La guerre du feux – Jean-Jacques Annaud

La guerre du  feux

Un film produit en 1980 mais qui n’a pas perdu de sa qualité.
C’est intéressant de lire dans Wikipédia la polémique à l’époque concernant ce film

La question du réalisme

La promotion du film mit en avant qu’aucune des situations et choix de la mise en scène n’était contraire aux connaissances scientifiques de l’époque. Toutefois de nombreux points sont en désaccord, parfois profond, avec les données disponibles au moment de la réalisation du film.

L’action est située il y a 80 000 ans et associe des types humains à des degrés d’évolution très différents, dans des forêts caducifoliées évoquant l’Europe. Les Ulam (Oulhamr dans le roman original de J-H Rosny Aîné) et les Kzamm présentent des traits anatomiques évoquant les Néandertaliens et les Ivaka évoquent des Hommes anatomiquement modernes (Homo sapiens). Il y a là un premier anachronisme, accentué par la présence d’un autre type humain plus archaïque (Wagabou, Homo erectus).
L’importance du feu comme agent de survie du groupe, censé protéger du froid et éloigner les bêtes féroces, relève plus du cliché et de l’imagination conditionnée que de la réalité préhistorique : le genre Homo est apparu il y a plus de 3 Ma et ses représentants ont survécu sans feu jusqu’à – 400 000 ans en Europe. L’étape de connaissance du feu sans maîtrise de sa production est théorique et peu probable dans la mesure où les techniques de production de feu par percussion ou par friction sont extrêmement simples et compatibles avec les connaissances techniques dont témoignent les outils de pierre.
Certains prétendent que la notion même de guerre est un anachronisme pour le Paléolithique1. L’objet de cette guerre la rend d’autant plus improbable que le feu peut aisément être partagé.
L’image associée aux humains dans le film est celle d’une animalité grossière, sans commune mesure avec l’image que nous renvoient les productions matérielles et les réalisations attestées des groupes humains d’il y a 80 000 ans : démarche et gestuelle simiesque (la bipédie a plus de 3 millions d’années !), absence d’attention pour les morts (les premières sépultures ont 100 000 ans), outillage lithique quasiment inexistant, réflexes animaux (les héros bavent en voyant passer le gibier au loin).
Paradoxalement, l’une des rares tentatives d’humanisation des Ulam, le dégoût vis-à-vis de l’anthropophagie, est encore un échec puisque celle-ci est attestée tout au long du Paléolithique et au-delà, même si sa pratique n’était peut-être pas généralisée.
Les Ivaka utilisent le propulseur, qui n’est attesté que depuis le Solutréen (-22 000/-17 000 ans).
Enfin, les éléments concernant les relations sociales et la domination masculine brutale ne sont évidemment appuyés par aucun argument scientifique.

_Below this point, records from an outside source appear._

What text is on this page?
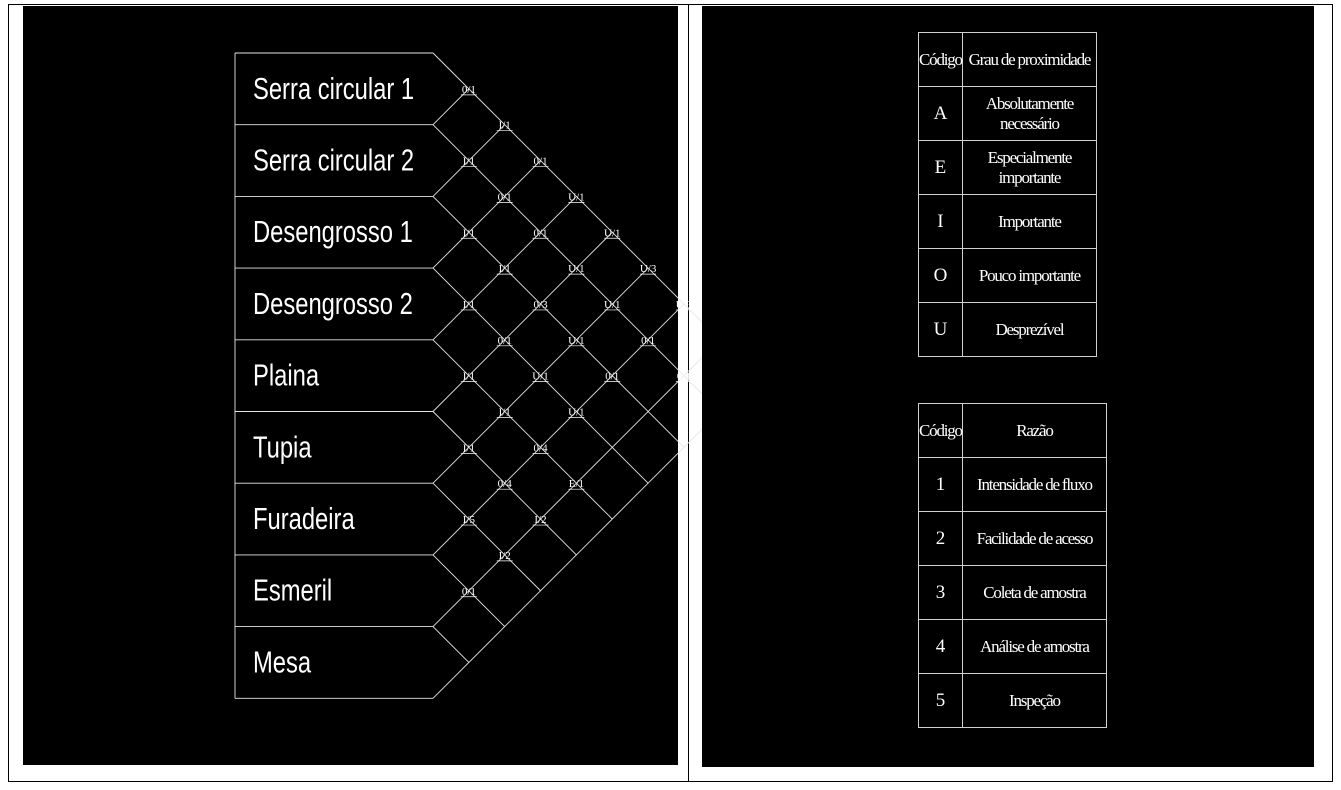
Serra circular 1
Serra circular 2
Desengrosso 1
Desengrosso 2
Plaina
Tupia
Furadeira
Esmeril
Mesa
0/1
I/1
I/1
I/1
I/1
I/1
I/5
0/1
I/1
0/1
I/1
0/1
I/1
0/4
I/2
0/1
0/1
0/3
U/1
0/4
I/2
U/1
U/1
U/1
U/1
E/1
U/1
U/1
0/1
U/3
0/1
U/3
0/1
Código	Grau de proximidade
A	Absolutamente necessário
E	Especialmente importante
I	Importante
O	Pouco importante
U	Desprezível
Código	Razão
1	Intensidade de fluxo
2	Facilidade de acesso
3	Coleta de amostra
4	Análise de amostra
5	Inspeção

Si la Guerre du feu a amené le grand public à s’intéresser à la Préhistoire, il a également contribué à perpétuer de nombreux clichés infondés ainsi qu’une image peu avantageuse des groupes humains préhistoriques, encore ancrés dans une forme de pré-humanité bestiale. Certaines des grandes étapes de l’évolution humaine sont ramenées à l’échelle chronologique d’un groupe d’individus : découverte de la cuisson de la viande par un morceau de viande oublié dans les cendres toute une nuit ; découverte de l’exogamie lorsqu’un protagoniste est fait prisonnier pour féconder les femmes d’un clan ; « découverte » de la position face-à-face pendant l’acte sexuel ; développement de l’humour (les deux épisodes du caillou reçu sur la tête) ; refus du cannibalisme ; découverte de la médecine (avec une mixture d’herbes) ; problématique de la transmission ou de la production du feu, etc. Si ce procédé de condensation de faits qui ont abouti à des découvertes majeures pour l’évolution de l’homme est un classique de la fiction préhistorique2, il reste très éloigné de la réalité perçue à travers les connaissances scientifiques actuelles. La plupart des processus en question sont graduels et beaucoup plus complexes.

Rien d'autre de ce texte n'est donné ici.